From Thomas Jefferson to Benjamin H. Latrobe, 26 February 1804
To Benjamin H. Latrobe
Washington Feb. 26. 04.
Dear Sir
I think you were so good as to say you would desire mr Peale to furnish me a double penned writing box, with some particular directions which experience had pointed out to you. a drawer at each end is indispensible, or if this cannot be, it should open on the left. the principal inconvenience I find in yours, proceeds from the unequal pressure of the copying pen, which I ascribe to unevenness in the plane. mr Foxhall has undertaken to make a perfect plane of cast iron a quarter of an inch thick.

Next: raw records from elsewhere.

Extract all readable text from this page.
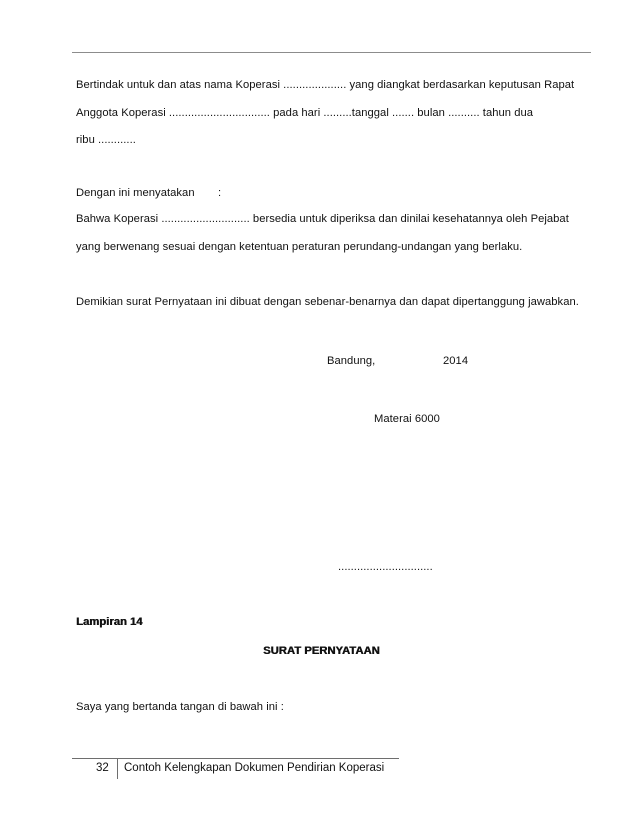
Bertindak untuk dan atas nama Koperasi .................... yang diangkat berdasarkan keputusan Rapat
Anggota Koperasi ................................ pada hari .........tanggal ....... bulan .......... tahun dua
ribu ............
Dengan ini menyatakan :
Bahwa Koperasi ............................ bersedia untuk diperiksa dan dinilai kesehatannya oleh Pejabat
yang berwenang sesuai dengan ketentuan peraturan perundang-undangan yang berlaku.
Demikian surat Pernyataan ini dibuat dengan sebenar-benarnya dan dapat dipertanggung jawabkan.
Bandung,	2014
Materai 6000
..............................
Lampiran 14
SURAT PERNYATAAN
Saya yang bertanda tangan di bawah ini :
32 Contoh Kelengkapan Dokumen Pendirian Koperasi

I imagine the box may be finished in the usual way, and that if he succeeds I can sink it’s whole thickness into the face of the box by digging into the latter a bed for it. the iron plate is to be exactly of the size of the brass plate in yours. if he does not succeed I can use the box as it comes to me. there must be no partition in either of the drawers as I had rather have them inserted here to suit my own convenience. the 7th. and 8th lines of this letter are written with glass pens, but the copying pen made a sad hand of it, so that I have recurred to the goose quill. Accept my friendly salutations.
Th: Jefferson
PoC (DLC); at foot of text: “Mr. Latrobe”; endorsed by TJ.
After some failed experiments with wooden joints, Charles Willson peale modified the polygraph, or duplicate writing machine, by screwing thick wire into a brass plate, with all movable parts riveted to the plate ( , 50).
TJ had purchased 13 glass pens earlier in the month (, 2:1119).